Brian Turner is a poet, essayist, and professor, best known for his poetry compilation Here, Bullet. Turner wrote poetry while he was serving in the Iraq War. He published his works in Here, bullet
when he returned after a year in service. These poems have garnered
critical acclaim and had been published in various magazines and
anthologies.
One
poem by Turner that I felt really illustrated the feeling of being in
war was “The Hurt Locker.” When you read the first stanza, “Nothing but
hurt left here./ Nothing but bullets and pain/ and the bled-out
slumping/ and all the fucks and goddamns/ and Jesus Christs
of the wounded./ Nothing left here but the hurt,” you can feel the
suffering he had seen all around him during the war. From enemies’ fire
to fellow soldiers being wounded and killed to the fear of being shot at
yourself, the battlefield would seem like an insufferable nightmare.

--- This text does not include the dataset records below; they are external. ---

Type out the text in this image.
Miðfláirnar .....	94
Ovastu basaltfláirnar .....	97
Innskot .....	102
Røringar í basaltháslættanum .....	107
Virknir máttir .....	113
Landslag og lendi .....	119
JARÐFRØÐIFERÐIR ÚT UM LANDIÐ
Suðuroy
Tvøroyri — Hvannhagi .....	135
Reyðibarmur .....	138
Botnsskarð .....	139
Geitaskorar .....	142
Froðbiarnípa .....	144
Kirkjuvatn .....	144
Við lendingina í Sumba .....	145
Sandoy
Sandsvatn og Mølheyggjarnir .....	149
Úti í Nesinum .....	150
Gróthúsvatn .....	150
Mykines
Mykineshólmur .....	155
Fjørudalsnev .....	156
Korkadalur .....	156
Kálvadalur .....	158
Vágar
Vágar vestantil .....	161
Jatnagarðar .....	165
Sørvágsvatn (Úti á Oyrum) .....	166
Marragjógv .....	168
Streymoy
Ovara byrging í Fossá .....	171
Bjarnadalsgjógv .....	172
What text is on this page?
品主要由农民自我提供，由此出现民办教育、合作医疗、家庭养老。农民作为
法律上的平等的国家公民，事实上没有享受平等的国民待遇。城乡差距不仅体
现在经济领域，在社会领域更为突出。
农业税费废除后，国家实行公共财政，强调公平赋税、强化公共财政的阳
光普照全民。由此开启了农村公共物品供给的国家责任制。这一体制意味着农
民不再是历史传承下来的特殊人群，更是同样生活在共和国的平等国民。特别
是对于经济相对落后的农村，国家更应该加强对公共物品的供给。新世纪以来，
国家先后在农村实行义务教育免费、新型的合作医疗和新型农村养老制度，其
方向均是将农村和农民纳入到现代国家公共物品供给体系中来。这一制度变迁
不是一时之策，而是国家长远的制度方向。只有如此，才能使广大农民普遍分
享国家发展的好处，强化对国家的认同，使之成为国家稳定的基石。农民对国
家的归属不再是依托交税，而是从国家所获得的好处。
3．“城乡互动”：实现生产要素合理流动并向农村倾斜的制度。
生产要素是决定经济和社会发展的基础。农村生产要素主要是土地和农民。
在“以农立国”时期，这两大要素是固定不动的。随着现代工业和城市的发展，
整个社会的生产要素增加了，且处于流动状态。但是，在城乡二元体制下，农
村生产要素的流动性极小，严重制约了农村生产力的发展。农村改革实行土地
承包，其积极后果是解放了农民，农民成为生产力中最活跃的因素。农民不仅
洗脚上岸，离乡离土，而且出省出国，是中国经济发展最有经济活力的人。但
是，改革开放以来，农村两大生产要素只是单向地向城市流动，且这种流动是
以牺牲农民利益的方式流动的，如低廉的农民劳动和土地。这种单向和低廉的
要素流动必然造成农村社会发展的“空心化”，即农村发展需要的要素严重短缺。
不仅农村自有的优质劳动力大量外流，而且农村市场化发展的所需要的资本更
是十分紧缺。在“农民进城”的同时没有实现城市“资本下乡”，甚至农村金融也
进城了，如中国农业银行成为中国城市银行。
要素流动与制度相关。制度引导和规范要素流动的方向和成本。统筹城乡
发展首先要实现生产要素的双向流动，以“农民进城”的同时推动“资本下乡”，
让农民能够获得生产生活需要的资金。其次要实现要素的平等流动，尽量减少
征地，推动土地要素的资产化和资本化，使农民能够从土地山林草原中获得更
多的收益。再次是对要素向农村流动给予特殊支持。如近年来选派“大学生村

In the second stanza, Turner writes “Believe it when you see it./
Believe it when a twelve-year-old/ rolls a grenade into the room./ Or
when a sniper punches a hole/ deep into someone’s skull./ Believe it
when four men/ step from a taxicab in Mosul/ to shower the street in
brass/ and fire.” He expresses the feeling that the horrors of war seem
unreal, yet they are very much real. In war, soldiers see things like
snipers making their kills from unseen locations, children being used as
soldiers with explosives in hand, and enemies disguised as civilians.
It is hard to imagine these dreadful conditions.
He ends the second and final stanza with “Open the hurt locker/ and see
what there is of knives/ and teeth. Open the hurt locker and learn/ how
rough men come hunting for souls.” Fighting in a war is entering a
world where you are surrounded by suffering and death, where you must
kill to stay alive. The Hurt Locker
expresses that, in war, the threat of winding up in the “hurt locker”
is always there, and reminders of this are all around you.